Reputation: 6331
My question is regarding how to get information stored in a tag which allows for no closing tag. Here's the relevant xml:
<?xml version="1.0" encoding="UTF-8"?>
<uws:job>
<uws:results>
<uws:result id="2014-03-03T15:42:31:1337" xlink:href="http://www.cosmosim.org/query/index/stream/table/2014-03-03T15%3A42%3A31%3A1337/format/csv" xlink:type="simple"/>
</uws:results>
</uws:job>
I'm looking to extract the xlink:href url here. As you can see the uws:result tag requires no closing tag. Additionally, having the 'uws:' makes it a bit tricky to handle them when working in python. Here's what I've tried so far:
from lxml import etree
root = etree.fromstring(xmlresponse.content)

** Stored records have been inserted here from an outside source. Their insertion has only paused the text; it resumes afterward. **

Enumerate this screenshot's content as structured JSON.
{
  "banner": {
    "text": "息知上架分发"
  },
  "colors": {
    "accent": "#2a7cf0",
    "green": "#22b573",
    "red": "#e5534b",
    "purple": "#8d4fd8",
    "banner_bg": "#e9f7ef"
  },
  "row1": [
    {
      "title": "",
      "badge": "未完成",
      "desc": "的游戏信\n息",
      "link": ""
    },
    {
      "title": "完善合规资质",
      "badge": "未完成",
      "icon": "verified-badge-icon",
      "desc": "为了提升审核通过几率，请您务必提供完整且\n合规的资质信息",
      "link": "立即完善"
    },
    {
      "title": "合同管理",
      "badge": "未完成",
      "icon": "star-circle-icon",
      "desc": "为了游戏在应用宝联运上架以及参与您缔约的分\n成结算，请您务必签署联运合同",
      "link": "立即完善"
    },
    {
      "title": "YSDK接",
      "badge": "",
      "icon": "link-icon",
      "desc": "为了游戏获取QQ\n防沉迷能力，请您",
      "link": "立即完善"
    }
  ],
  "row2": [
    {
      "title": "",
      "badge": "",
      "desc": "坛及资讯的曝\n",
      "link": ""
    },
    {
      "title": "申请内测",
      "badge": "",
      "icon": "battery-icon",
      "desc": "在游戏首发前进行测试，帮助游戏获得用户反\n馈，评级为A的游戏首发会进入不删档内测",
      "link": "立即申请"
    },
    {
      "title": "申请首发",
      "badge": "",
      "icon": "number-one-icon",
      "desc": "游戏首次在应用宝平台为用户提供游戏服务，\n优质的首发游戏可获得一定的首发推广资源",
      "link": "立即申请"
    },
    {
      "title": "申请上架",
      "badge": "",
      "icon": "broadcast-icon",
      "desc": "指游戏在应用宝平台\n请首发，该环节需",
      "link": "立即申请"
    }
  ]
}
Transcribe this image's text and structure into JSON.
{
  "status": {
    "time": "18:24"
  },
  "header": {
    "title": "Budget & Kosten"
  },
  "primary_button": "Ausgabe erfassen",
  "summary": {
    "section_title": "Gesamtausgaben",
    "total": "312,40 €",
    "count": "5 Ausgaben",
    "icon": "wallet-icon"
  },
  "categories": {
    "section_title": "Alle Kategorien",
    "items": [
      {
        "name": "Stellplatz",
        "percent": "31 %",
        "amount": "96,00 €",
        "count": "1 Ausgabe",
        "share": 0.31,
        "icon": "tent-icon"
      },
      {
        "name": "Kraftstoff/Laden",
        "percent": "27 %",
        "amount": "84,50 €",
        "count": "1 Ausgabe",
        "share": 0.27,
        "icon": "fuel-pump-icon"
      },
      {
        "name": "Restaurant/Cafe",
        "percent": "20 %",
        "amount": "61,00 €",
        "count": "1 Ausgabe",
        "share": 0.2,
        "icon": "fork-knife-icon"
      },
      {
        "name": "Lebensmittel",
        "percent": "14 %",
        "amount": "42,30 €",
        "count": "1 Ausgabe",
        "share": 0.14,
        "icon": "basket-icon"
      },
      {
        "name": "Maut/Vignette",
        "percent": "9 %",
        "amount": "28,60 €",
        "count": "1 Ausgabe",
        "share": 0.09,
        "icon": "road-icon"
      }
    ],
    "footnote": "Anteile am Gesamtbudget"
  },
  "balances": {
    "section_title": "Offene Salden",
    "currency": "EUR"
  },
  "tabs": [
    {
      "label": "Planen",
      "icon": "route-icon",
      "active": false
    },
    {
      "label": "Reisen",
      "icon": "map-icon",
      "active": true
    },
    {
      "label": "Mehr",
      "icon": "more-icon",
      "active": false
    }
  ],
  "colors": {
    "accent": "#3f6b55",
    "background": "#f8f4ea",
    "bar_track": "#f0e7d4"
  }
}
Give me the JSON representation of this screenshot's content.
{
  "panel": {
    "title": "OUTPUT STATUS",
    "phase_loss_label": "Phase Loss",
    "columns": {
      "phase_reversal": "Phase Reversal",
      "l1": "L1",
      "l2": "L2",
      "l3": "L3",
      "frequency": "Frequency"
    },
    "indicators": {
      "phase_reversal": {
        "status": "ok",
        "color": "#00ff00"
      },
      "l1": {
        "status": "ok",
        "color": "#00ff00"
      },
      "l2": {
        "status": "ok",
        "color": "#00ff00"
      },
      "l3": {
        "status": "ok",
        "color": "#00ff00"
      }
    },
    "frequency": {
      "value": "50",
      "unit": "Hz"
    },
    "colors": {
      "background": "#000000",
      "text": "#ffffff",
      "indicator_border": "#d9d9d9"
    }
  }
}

url = root.find('{*}results').text
Where xmlresponse.content is the xml data to be parsed. What this returns is
'\n '
which indicates that it's only finding the newline character, since what I'm really after is contained within a tag inside the results tag. Any ideas would be greatly appreciated.
Upvotes: 3
Views: 415
Reputation: 12401
You found the right node; you extracted the data incorrectly. Instead of
url = root.find('{*}results').text
you really want
url = root.find('{*}results').get('attribname', 'value_to_return_if_not_present')
or
url = root.find('{*}results').attrib['attribname']
(which will throw an exception if not present).
Because of the namespace on the attribute itself, you will probably need to use the {ns}attrib
syntax to look it up too.
You can dump out the attrib dictionary and just copy the attribute name out too.
text
is actually the space between elements, and is not normally used but is supported both for spacing (like etreeindent) and some special cases.
Upvotes: 2